Bath Opera’s fully staged production at the Wroughton Theatre last week is likely to have started something of a revolution in the amateur operatic world.

Most people have heard of Kurt Weill, many may even have performed some of his music, but few are likely to have even heard of his opera ‘Street Scene’. Written in 1946 it is a vivid recreation of New York tenement life of the sort that he experienced himself a decade earlier as a new immigrant. Based on Elmer Rice’s play of the same name, it portrays a day in the busy, complex life of a small number of families and neighbours in a cultural melting pot of different nationalities. The plot centres on a would-be love affair, a doomed marriage, and of course a tragic outcome. All good operatic stuff, laced with lechery, betrayal, murder and dramatic tension, it serves up some splendid arias and quite outstanding ensemble pieces. In all a massive challenge for any amateur company and, for Bath Opera in this production by Jane Clark and Peter Blackwood, a triumph which other companies are already planning to emulate.
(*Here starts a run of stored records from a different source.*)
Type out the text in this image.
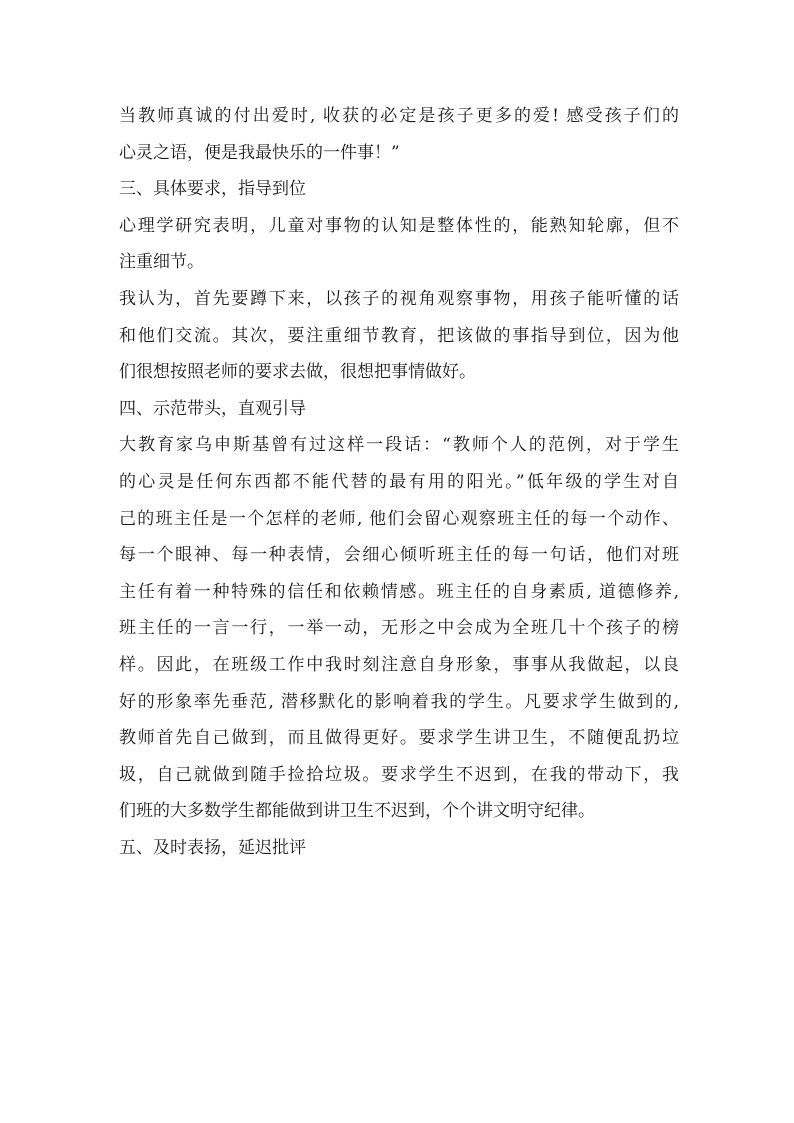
当教师真诚的付出爱时, 收获的必定是孩子更多的爱! 感受孩子们的
心灵之语，便是我最快乐的一件事！”
三、具体要求，指导到位
心理学研究表明，儿童对事物的认知是整体性的，能熟知轮廓，但不
注重细节。
我认为，首先要蹲下来，以孩子的视角观察事物，用孩子能听懂的话
和他们交流。其次，要注重细节教育，把该做的事指导到位，因为他
们很想按照老师的要求去做，很想把事情做好。
四、示范带头，直观引导
大教育家乌申斯基曾有过这样一段话：“教师个人的范例，对于学生
的心灵是任何东西都不能代替的最有用的阳光。”低年级的学生对自
己的班主任是一个怎样的老师, 他们会留心观察班主任的每一个动作、
每一个眼神、每一种表情，会细心倾听班主任的每一句话，他们对班
主任有着一种特殊的信任和依赖情感。班主任的自身素质, 道德修养,
班主任的一言一行，一举一动，无形之中会成为全班几十个孩子的榜
样。因此，在班级工作中我时刻注意自身形象，事事从我做起，以良
好的形象率先垂范, 潜移默化的影响着我的学生。凡要求学生做到的,
教师首先自己做到，而且做得更好。要求学生讲卫生，不随便乱扔垃
圾，自己就做到随手捡拾垃圾。要求学生不迟到，在我的带动下，我
们班的大多数学生都能做到讲卫生不迟到，个个讲文明守纪律。
五、及时表扬，延迟批评
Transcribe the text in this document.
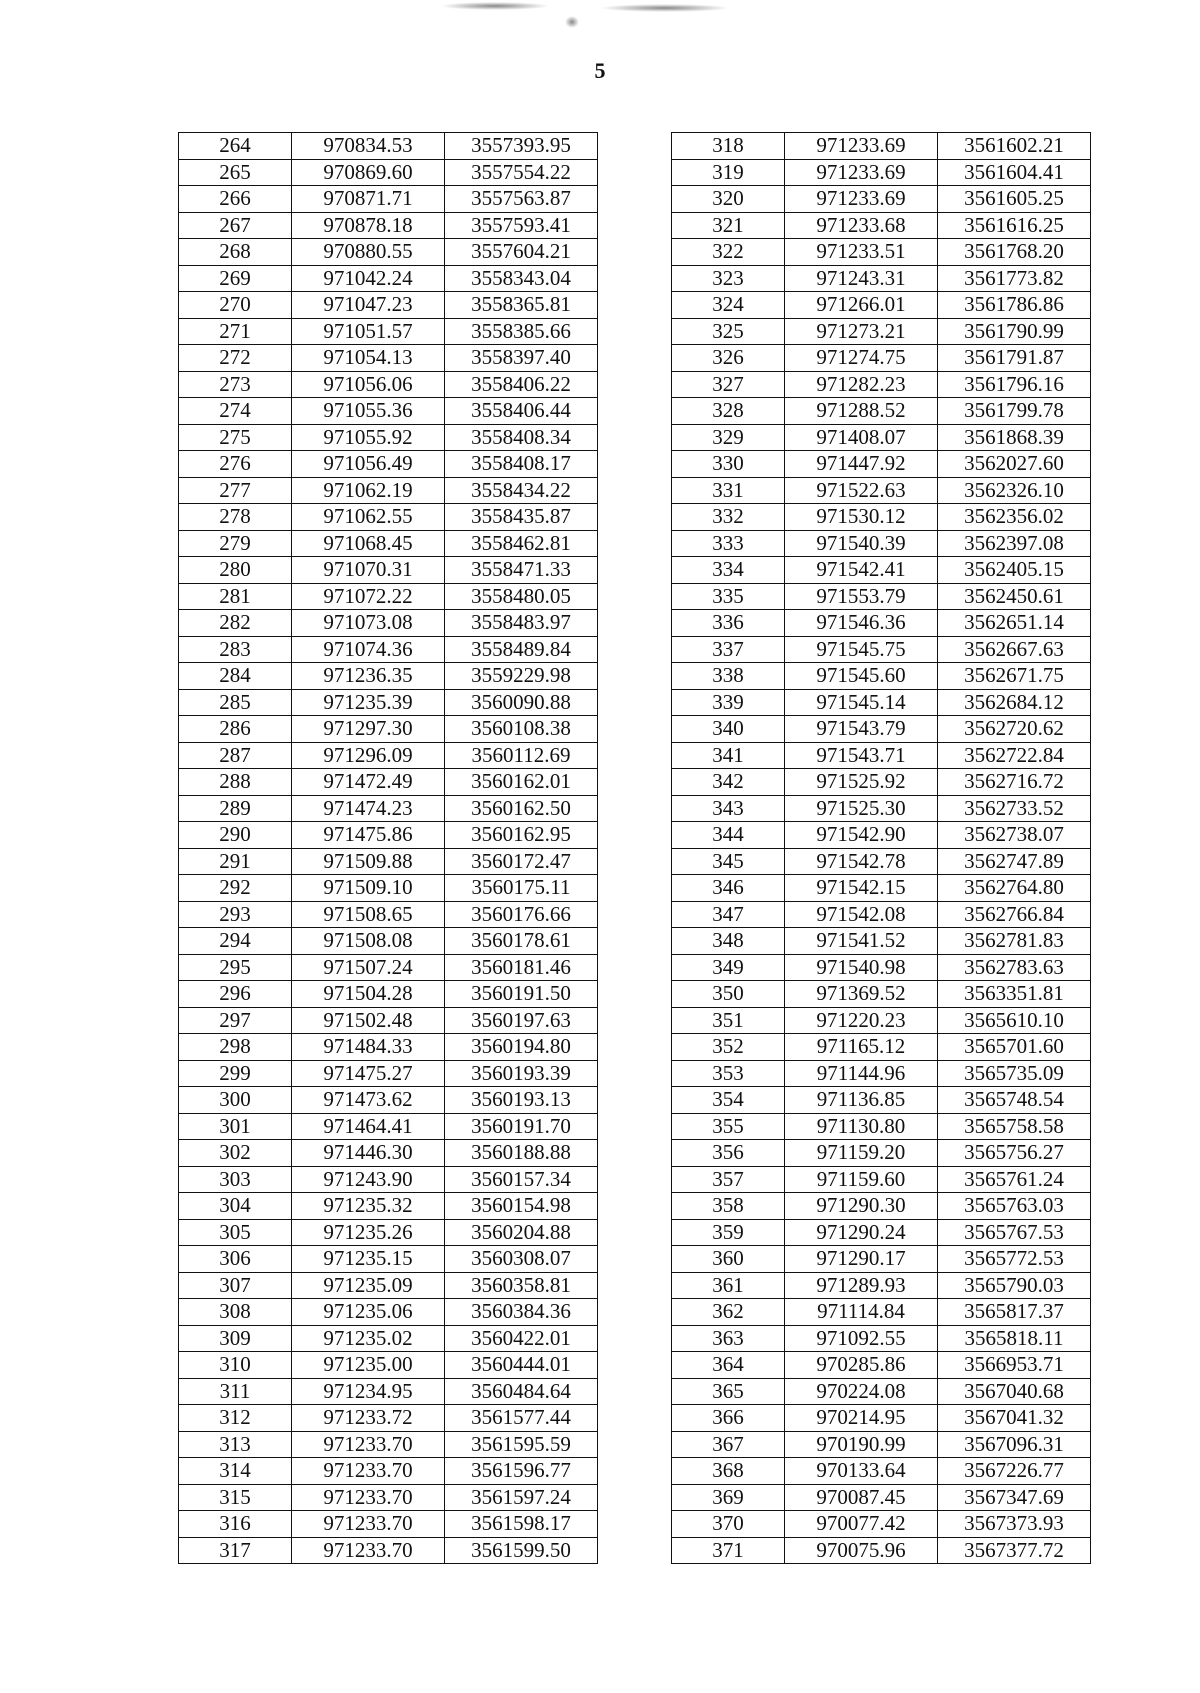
5
264	970834.53	3557393.95
265	970869.60	3557554.22
266	970871.71	3557563.87
267	970878.18	3557593.41
268	970880.55	3557604.21
269	971042.24	3558343.04
270	971047.23	3558365.81
271	971051.57	3558385.66
272	971054.13	3558397.40
273	971056.06	3558406.22
274	971055.36	3558406.44
275	971055.92	3558408.34
276	971056.49	3558408.17
277	971062.19	3558434.22
278	971062.55	3558435.87
279	971068.45	3558462.81
280	971070.31	3558471.33
281	971072.22	3558480.05
282	971073.08	3558483.97
283	971074.36	3558489.84
284	971236.35	3559229.98
285	971235.39	3560090.88
286	971297.30	3560108.38
287	971296.09	3560112.69
288	971472.49	3560162.01
289	971474.23	3560162.50
290	971475.86	3560162.95
291	971509.88	3560172.47
292	971509.10	3560175.11
293	971508.65	3560176.66
294	971508.08	3560178.61
295	971507.24	3560181.46
296	971504.28	3560191.50
297	971502.48	3560197.63
298	971484.33	3560194.80
299	971475.27	3560193.39
300	971473.62	3560193.13
301	971464.41	3560191.70
302	971446.30	3560188.88
303	971243.90	3560157.34
304	971235.32	3560154.98
305	971235.26	3560204.88
306	971235.15	3560308.07
307	971235.09	3560358.81
308	971235.06	3560384.36
309	971235.02	3560422.01
310	971235.00	3560444.01
311	971234.95	3560484.64
312	971233.72	3561577.44
313	971233.70	3561595.59
314	971233.70	3561596.77
315	971233.70	3561597.24
316	971233.70	3561598.17
317	971233.70	3561599.50
318	971233.69	3561602.21
319	971233.69	3561604.41
320	971233.69	3561605.25
321	971233.68	3561616.25
322	971233.51	3561768.20
323	971243.31	3561773.82
324	971266.01	3561786.86
325	971273.21	3561790.99
326	971274.75	3561791.87
327	971282.23	3561796.16
328	971288.52	3561799.78
329	971408.07	3561868.39
330	971447.92	3562027.60
331	971522.63	3562326.10
332	971530.12	3562356.02
333	971540.39	3562397.08
334	971542.41	3562405.15
335	971553.79	3562450.61
336	971546.36	3562651.14
337	971545.75	3562667.63
338	971545.60	3562671.75
339	971545.14	3562684.12
340	971543.79	3562720.62
341	971543.71	3562722.84
342	971525.92	3562716.72
343	971525.30	3562733.52
344	971542.90	3562738.07
345	971542.78	3562747.89
346	971542.15	3562764.80
347	971542.08	3562766.84
348	971541.52	3562781.83
349	971540.98	3562783.63
350	971369.52	3563351.81
351	971220.23	3565610.10
352	971165.12	3565701.60
353	971144.96	3565735.09
354	971136.85	3565748.54
355	971130.80	3565758.58
356	971159.20	3565756.27
357	971159.60	3565761.24
358	971290.30	3565763.03
359	971290.24	3565767.53
360	971290.17	3565772.53
361	971289.93	3565790.03
362	971114.84	3565817.37
363	971092.55	3565818.11
364	970285.86	3566953.71
365	970224.08	3567040.68
366	970214.95	3567041.32
367	970190.99	3567096.31
368	970133.64	3567226.77
369	970087.45	3567347.69
370	970077.42	3567373.93
371	970075.96	3567377.72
Behind the two storeys of the full-sized slice of New York apartment building and into whose rooms the audience peered, was housed the two dozen orchestral players. These highly skilled musicians, conducted by Peter Blackwood, were the unseen stars of the show playing Weill’s tonally difficult and rhythmically challenging score with relaxed aplomb. On these secure foundations was built the confident performances of the singers out front in the narrow street between the building and the audience. This closeness of performers to the audience added greatly to the intimacy needed for this piece. It also enabled the singers to do without intrusive microphones. Each of the thirty four named characters were well defined individually but also performed as an excellent, well-drilled vocal ensemble. The backstage crew also worked magic in creating the massive set with such detail. And it worked well, too - plaster peeled, doors closed, guns fired, everything stayed together but the birth of the baby was heralded with mega-decibel crying in stereo: it must have been a genuine monster-baby.
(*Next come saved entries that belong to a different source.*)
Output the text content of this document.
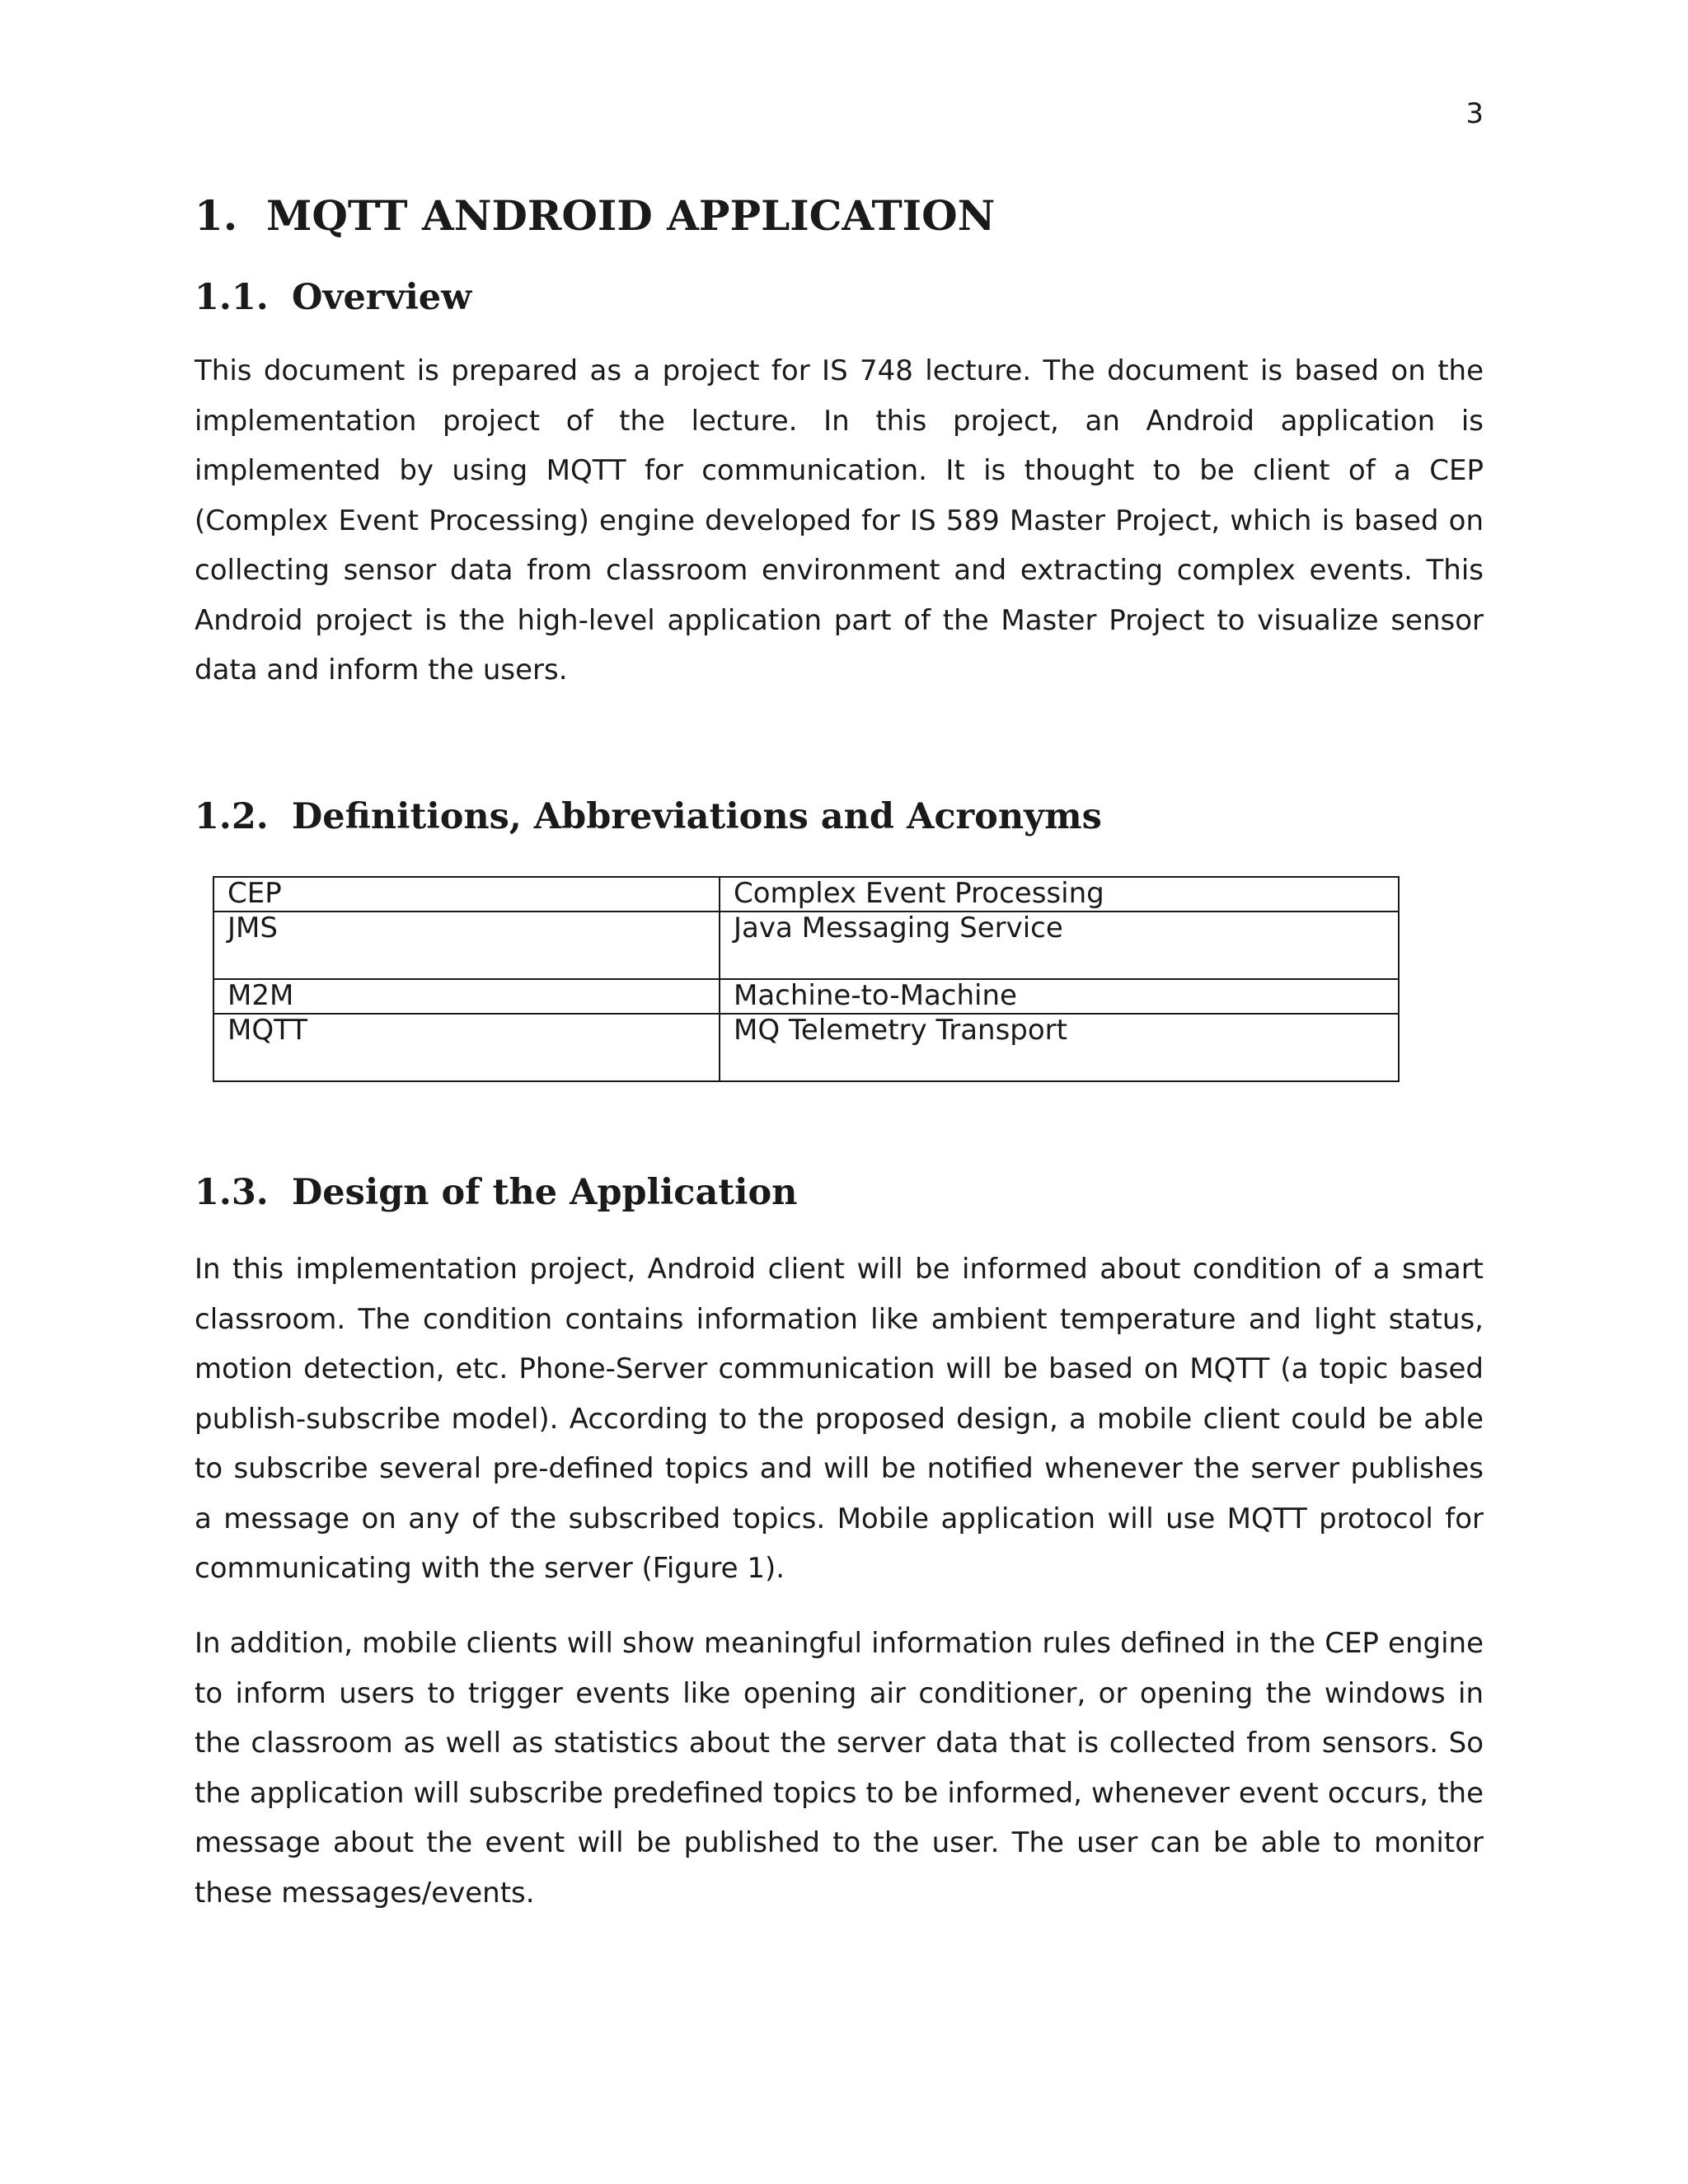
3
1. MQTT ANDROID APPLICATION
1.1. Overview

This document is prepared as a project for IS 748 lecture. The document is based on the implementation project of the lecture. In this project, an Android application is implemented by using MQTT for communication. It is thought to be client of a CEP (Complex Event Processing) engine developed for IS 589 Master Project, which is based on collecting sensor data from classroom environment and extracting complex events. This Android project is the high-level application part of the Master Project to visualize sensor data and inform the users.

1.2. Definitions, Abbreviations and Acronyms
CEP	Complex Event Processing
JMS	Java Messaging Service
M2M	Machine-to-Machine
MQTT	MQ Telemetry Transport
1.3. Design of the Application

In this implementation project, Android client will be informed about condition of a smart classroom. The condition contains information like ambient temperature and light status, motion detection, etc. Phone-Server communication will be based on MQTT (a topic based publish-subscribe model). According to the proposed design, a mobile client could be able to subscribe several pre-defined topics and will be notified whenever the server publishes a message on any of the subscribed topics. Mobile application will use MQTT protocol for communicating with the server (Figure 1).

In addition, mobile clients will show meaningful information rules defined in the CEP engine to inform users to trigger events like opening air conditioner, or opening the windows in the classroom as well as statistics about the server data that is collected from sensors. So the application will subscribe predefined topics to be informed, whenever event occurs, the message about the event will be published to the user. The user can be able to monitor these messages/events.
It was an unusually strong cast for an amateur opera production and many of the best voices were in the small parts and the Graduation Girls (Emma Webb, Ieva Lakute, Georgia Stephens, Lauren Cheshire) were good examples of clear tone and diction. The two Nursemaids (Nicole Kirkman, Katherine Adams) complete with Silver Cross prams, sang their duet beautifully, just one of the evening’s real gems. Another stand-out performance, dimensionally and vocally, was that of Tom Magnone as the Italian music teacher in the ice cream sextet; his waistcoat was testimony to hours of practice at the local Gelateria. The female scandal mongers’ commentary throughout was beautifully judged and perfectly sung by Hannah Lockwood, Carole Lockwood and Rosie Atkins, and the warring partnership of Mr and Mrs. Maurrant robustly characterised by Neil Kirkman and Judy Davis. Toby Fox-Evans as their sprightly son Billy was well portrayed. The surprise act of the show was that of Mae Jones (Aimee Louise Barlow) and Dick McGann (Shaun Driver) whose dance sequence in the street was of professional standard and an absolute delight.
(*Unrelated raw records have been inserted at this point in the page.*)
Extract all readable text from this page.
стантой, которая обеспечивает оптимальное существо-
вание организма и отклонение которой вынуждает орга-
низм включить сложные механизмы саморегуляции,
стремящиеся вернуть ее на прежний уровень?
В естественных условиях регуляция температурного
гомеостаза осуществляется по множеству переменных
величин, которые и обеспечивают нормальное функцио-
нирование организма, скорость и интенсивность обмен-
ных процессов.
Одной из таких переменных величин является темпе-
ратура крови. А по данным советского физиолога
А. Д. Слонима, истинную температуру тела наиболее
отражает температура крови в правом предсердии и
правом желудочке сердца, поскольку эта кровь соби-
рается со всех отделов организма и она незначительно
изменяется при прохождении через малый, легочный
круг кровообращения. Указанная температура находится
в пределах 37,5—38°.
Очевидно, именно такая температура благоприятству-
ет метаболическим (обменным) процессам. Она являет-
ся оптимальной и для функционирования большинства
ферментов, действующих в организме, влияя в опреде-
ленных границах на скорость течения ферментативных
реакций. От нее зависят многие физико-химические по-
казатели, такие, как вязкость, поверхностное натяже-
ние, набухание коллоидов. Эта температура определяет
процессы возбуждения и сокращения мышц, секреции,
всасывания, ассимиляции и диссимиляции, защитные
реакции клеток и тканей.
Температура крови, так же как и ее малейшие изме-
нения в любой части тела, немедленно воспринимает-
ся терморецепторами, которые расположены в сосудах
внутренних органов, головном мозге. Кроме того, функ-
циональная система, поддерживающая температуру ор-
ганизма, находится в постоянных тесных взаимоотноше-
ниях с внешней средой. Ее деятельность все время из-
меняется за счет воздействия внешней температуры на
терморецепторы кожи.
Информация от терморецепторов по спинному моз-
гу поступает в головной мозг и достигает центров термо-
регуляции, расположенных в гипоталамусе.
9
The evening’s vocal and dramatic honours however went to Rose Lambert and Rupert Drury who played the two young would-be lovers, Rose and Sam. Both excelled in their dramatically rounded performances but their respective abilities as singers were seriously impressive, Rose for her ability to communicate vocally and Sam for his musical accuracy, pure tenor tone and vocal consistency across the whole range. Bravo indeed. The whole production was an impressive achievement with a genuine team performance. ‘Street Scene’ was clearly worth the trepidation and nervous anticipation mentioned by the group’s chairman, Hannah Lockwood to which must be added their courage in taking a virtually unknown work and making it, surely, the next must-have production for operatic groups everywhere.